How DNA is Retained for Thousands of Years in Ancient Sediments

The analysis of ancient DNA retained in sediments is a new method that allows the detection of the former presence of humans and other animals at archaeological sites. However, nothing is understood about how DNA is kept in sediment over lengthy periods of time. Scientists have recently thrown light on the matter by isolating DNA from solid slabs of undisturbed sand embedded in plastic resin. The study discovered that ancient human and animal DNA is concentrated in small ‘hot spots’, particularly in minute bone or excrement particles. Micro-sampling of such particles can recover significant amounts of DNA from ancient people, such as Neanderthals, and other species, and relate it to archaeological and ecological records on a microscopic scale.

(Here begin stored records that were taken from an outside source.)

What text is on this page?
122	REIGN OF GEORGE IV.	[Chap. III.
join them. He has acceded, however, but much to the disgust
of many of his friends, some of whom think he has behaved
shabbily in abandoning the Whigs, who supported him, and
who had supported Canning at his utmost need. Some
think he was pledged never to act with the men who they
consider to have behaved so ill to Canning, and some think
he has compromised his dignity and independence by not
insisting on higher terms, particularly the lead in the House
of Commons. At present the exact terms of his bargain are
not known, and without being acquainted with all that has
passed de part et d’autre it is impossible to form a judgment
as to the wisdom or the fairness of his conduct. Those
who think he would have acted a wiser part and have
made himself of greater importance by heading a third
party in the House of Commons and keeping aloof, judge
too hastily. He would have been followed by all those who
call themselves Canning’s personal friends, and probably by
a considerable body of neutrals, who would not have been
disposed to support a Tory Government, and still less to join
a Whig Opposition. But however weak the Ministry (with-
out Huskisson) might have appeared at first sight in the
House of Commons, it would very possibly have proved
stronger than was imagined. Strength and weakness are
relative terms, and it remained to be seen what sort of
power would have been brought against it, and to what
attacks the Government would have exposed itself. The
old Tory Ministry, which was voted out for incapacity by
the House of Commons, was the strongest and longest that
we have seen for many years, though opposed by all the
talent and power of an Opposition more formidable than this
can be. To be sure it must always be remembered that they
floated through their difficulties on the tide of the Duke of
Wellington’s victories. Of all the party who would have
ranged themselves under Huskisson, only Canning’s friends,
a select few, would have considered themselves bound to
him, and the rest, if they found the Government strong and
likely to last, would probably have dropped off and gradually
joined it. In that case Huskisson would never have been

Most archaeologists have long regarded the sediments in which archaeological objects are embedded as inconsequential byproducts of excavations. However, it has recently been demonstrated that sediments can contain ancient biomolecules such as DNA. “The recovery of ancient human and faunal DNA from sediments provides exciting new opportunities to investigate the geographical and temporal distribution of ancient humans and other organisms at sites where their skeletal remains are rare or absent,” says Matthias Meyer, senior author of the study and researcher at Leipzig’s Max Planck Institute for Evolutionary Anthropology.

The recovery of ancient human and faunal DNA from sediments provides exciting new opportunities to investigate the geographical and temporal distribution of ancient humans and other organisms at sites where their skeletal remains are rare or absent.

Matthias Meye

To understand the origin of DNA in sediment, Max Planck researchers collaborated with an international group of geoarchaeologists (archaeologists who use geological techniques to recreate the creation of sediment and sites) to study DNA preservation in sediment at a microscopic size. They employed undisturbed chunks of silt that had previously been collected from archaeological sites and immersed in synthetic plastic-like (polyester) resin. The solidified blocks were transferred to the laboratory and split into parts for microscopic imaging and genetic research.

The DNA was recovered effectively from a collection of sediment blocks prepared up to 40 years ago from sites in Africa, Asia, Europe, and North America. “The fact that these blocks are a great source of ancient DNA, including that coming from hominins, despite often decades of storage in plastic, provides access to a massive untapped repository of genetic information. The study ushers in a new era of ancient DNA studies that will revisit samples stored in labs, allowing for analysis of sites that have long since been back-filled, which is especially important given travel restrictions and site inaccessibility in a pandemic world” According to Mike Morley of Flinders University in Australia, who led some of the geoarchaeological analyses.

How DNA is preserved in archaeological sediments for thousands of years

Abundance of micro remains in the sediment matrix

The researchers used sediment blocks from Denisova Cave, a site in the Altai Mountains of South Central Siberia where ancient DNA from Neanderthals, Denisovans, and modern humans has been recovered, and discovered that microscopic organic particles yielded more DNA than silt sampled randomly.

“It clearly shows that the high success rate of ancient mammalian DNA retrieval from Denisova Cave sediments is due to the abundance of micro remains in the sediment matrix rather than free extracellular DNA from feces, bodily fluids, or decomposing cellular tissue potentially adsorbed onto mineral grains,” says Vera Aldeias, co-author of the study and researcher at Portugal’s University of Algarve. “This discovery brings us a lot closer to understanding exactly where and under what conditions ancient DNA is retained in sediments,” Morley adds.

The method described in the study allows for extremely localized micro-scale sediment sampling for DNA studies and demonstrates that ancient DNA (aDNA) is not equally distributed in the sediment and that certain sediment features are more favorable to ancient DNA preservation than others. “By linking sediment aDNA to the archaeological micro-context, we can also address the possibility of physical mobility of aDNA between sedimentary strata,” explains Susan Mentzer, a Senckenberg Centre for Human Evolution and Palaeoenvironment researcher (Germany).

Diyendo Massilani, the study’s lead author, was able to retrieve significant amounts of Neanderthal DNA from only a few milligrams of sediment. He was able to determine the gender of the individuals who left their DNA behind and demonstrated that they belonged to a population related to a Neanderthal whose genome had previously been reassembled from a bone fragment unearthed in the cave.

“The Neanderthal DNA was significantly more concentrated in these little pieces of plastic-embedded sand than we generally detect in loose material,” he explains. “With this method, it will be feasible to study the DNA of many different ancient human beings from a little cube of cemented sediment in the future. It’s interesting to consider that this is most likely because they used the cave as a toilet tens of thousands of years ago.”